See the default trans.c function for an example of how this works.

The autograder takes the matrix size as input. It uses valgrind to generate a trace of each registered transpose function. It then evaluates each trace by running a chache simulator called csim-ref on a cache with parameters s=5, E=1, b=5, though the csim-ref uses the equlivent notation from the book s=5, E=1, b=5.

For example, to test your registered transpose functions on a 32 x 32 matrix, rebuild test-trans, and then run it with the appropriate values for M and N:

linux> make
linux> ./test-trans -M 32 -N 32
Step 1: Evaluating registered transpose funcs for correctness:
func 0 (Transpose submission): correctness: 1
8
func 1 (Simple row-wise scan transpose): correctness: 1
func 2 (column-wise scan transpose): correctness: 1
func 3 (using a zig-zag access pattern): correctness: 1
Step 2: Generating memory traces for registered transpose funcs.
Step 3: Evaluating performance of registered transpose funcs (s=5, E=1, b=5)
func 0 (Transpose submission): hits:1766, misses:287, evictions:255
func 1 (Simple row-wise scan transpose): hits:870, misses:1183, evictions:1151
func 2 (column-wise scan transpose): hits:870, misses:1183, evictions:1151
func 3 (using a zig-zag access pattern): hits:1076, misses:977, evictions:945
Summary for official submission (func 0): correctness=1 misses=287

In this example, we have registered four different transpose functions in trans.c. The test-trans program tests each of the registered functions, displays the results for each, and extracts the results for the official submission.

Hints

Lab 4 Reflection

One use of knowing/looking at assembly is understanding what's actually going on, since some “magic” happens between your source code and executable.

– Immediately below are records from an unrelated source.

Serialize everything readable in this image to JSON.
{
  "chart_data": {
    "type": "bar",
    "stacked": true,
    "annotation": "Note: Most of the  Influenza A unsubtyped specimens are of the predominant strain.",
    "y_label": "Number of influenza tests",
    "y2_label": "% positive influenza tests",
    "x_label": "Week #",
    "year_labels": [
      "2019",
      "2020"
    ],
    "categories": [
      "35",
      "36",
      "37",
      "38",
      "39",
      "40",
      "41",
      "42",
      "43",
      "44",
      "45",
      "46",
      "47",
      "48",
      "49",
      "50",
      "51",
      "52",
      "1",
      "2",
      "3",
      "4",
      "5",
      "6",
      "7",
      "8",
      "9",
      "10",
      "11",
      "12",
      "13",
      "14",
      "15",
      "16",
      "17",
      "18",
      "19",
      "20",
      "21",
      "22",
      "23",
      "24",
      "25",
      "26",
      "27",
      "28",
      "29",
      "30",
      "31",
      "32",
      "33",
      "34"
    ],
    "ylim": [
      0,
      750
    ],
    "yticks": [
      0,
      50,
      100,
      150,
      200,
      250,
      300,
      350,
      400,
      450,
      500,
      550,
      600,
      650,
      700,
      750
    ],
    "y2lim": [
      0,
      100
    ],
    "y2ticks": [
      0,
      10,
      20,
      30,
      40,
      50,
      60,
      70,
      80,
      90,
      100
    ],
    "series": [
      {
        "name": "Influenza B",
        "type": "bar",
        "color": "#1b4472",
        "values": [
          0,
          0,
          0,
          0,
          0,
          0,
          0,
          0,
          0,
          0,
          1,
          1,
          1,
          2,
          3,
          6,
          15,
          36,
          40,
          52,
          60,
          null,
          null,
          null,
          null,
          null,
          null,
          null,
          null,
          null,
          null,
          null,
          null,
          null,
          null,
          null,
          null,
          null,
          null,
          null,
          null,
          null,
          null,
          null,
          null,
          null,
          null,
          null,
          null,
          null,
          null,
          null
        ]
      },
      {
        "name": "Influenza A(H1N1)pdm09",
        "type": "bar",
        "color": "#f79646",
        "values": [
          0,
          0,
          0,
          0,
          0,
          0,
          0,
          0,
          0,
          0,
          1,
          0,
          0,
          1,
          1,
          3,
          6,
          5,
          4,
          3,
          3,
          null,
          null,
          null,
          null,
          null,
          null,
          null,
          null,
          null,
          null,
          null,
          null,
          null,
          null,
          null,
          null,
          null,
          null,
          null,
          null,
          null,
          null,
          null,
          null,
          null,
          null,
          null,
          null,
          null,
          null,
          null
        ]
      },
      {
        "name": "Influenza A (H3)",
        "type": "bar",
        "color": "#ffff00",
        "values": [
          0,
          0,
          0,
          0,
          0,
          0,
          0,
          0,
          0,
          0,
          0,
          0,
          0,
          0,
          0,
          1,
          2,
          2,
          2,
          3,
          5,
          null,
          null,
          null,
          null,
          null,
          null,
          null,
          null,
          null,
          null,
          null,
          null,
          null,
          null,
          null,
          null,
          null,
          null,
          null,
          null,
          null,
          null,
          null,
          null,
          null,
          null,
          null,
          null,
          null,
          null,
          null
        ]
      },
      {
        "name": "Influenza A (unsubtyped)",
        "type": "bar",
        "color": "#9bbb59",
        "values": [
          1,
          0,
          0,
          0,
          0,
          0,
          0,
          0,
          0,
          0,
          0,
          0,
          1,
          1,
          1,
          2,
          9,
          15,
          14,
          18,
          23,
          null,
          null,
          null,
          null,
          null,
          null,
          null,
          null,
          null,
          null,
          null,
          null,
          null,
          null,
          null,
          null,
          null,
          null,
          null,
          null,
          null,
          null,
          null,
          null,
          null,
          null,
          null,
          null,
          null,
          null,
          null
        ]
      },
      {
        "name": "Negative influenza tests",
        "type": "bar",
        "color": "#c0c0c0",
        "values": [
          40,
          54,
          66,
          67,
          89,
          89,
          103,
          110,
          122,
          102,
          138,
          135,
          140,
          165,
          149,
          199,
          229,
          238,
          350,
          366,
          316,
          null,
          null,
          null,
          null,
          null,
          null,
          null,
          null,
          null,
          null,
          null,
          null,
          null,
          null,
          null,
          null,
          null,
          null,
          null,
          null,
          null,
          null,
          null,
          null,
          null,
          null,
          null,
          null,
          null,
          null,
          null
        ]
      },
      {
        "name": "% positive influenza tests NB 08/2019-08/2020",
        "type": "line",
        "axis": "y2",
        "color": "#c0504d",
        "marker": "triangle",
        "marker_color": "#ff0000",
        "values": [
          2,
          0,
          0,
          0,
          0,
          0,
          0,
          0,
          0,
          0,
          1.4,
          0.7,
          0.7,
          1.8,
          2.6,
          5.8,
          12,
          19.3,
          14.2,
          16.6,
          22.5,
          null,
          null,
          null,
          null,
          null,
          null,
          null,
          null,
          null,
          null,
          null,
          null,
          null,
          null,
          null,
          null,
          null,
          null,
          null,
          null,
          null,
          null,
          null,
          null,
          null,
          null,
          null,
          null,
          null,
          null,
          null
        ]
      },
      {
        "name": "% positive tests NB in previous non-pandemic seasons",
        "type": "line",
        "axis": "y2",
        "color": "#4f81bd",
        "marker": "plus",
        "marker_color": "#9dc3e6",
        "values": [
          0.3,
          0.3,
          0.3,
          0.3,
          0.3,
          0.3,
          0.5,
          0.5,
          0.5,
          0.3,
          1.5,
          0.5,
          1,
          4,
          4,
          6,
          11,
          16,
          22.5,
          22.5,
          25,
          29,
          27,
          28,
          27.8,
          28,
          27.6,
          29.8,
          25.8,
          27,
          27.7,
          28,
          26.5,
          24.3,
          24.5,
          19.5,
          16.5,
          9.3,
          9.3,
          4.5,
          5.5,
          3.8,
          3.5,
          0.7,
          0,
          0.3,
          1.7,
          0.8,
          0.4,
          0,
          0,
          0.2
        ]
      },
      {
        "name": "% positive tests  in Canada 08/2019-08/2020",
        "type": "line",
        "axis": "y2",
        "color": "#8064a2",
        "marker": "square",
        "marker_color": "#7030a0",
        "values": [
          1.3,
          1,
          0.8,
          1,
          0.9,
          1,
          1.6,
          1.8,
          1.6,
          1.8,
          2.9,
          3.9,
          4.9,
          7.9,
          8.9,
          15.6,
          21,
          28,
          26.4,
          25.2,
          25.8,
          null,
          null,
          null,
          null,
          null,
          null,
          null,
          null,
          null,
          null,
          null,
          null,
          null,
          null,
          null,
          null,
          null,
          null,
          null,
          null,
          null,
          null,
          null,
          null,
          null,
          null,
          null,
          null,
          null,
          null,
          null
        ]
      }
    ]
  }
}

Go back to lab0.c and revert the nested for loops in part4() to the “ijk” ordering. Compile lab0.c with the following two optimization levels and compare the dissassembly for part4():

$ gcc -g -std=c99 -o lab0 lab0.c
$ gcc -g -O2 -std=c99 -o lab0opt lab0.c
    1. For the unoptimized code, how many data memory accesses are performed by the execution of these loops? Do not include instruction fetches.
    2. Repeat the previous question but for the optimized code.
    [1 pt]
  1. Provide at least one reason for the reduction in memory accesses via compiler optimization in the previous question.  [1 pt]
  2. Name two different ways that you have been taught to make “faster” code, one from this class and one from another class you have taken. Include an example of each method.  [1 pt]
  3. One way to measure performance is to literally use a stopwatch that you start when a program-execution starts and end when a program-execution ends. Why could this produce inconsistent results? That is, why could running the same program with the same inputs on the same computer take different total amounts of elapsed time?  [1 pt]

Submission Instructions

Submit the following files:

  1. cache-test-skel.c
  2. trans.c
  3. lab4reflect.txt

Make sure that you have included the geometry of the four mystery caches in a comment in cache-test-skel.c and your final transpose code is in a function named transpose_submit.

Once you're satisfied with your solutions, submit them via Canvas (link is at the top of this page).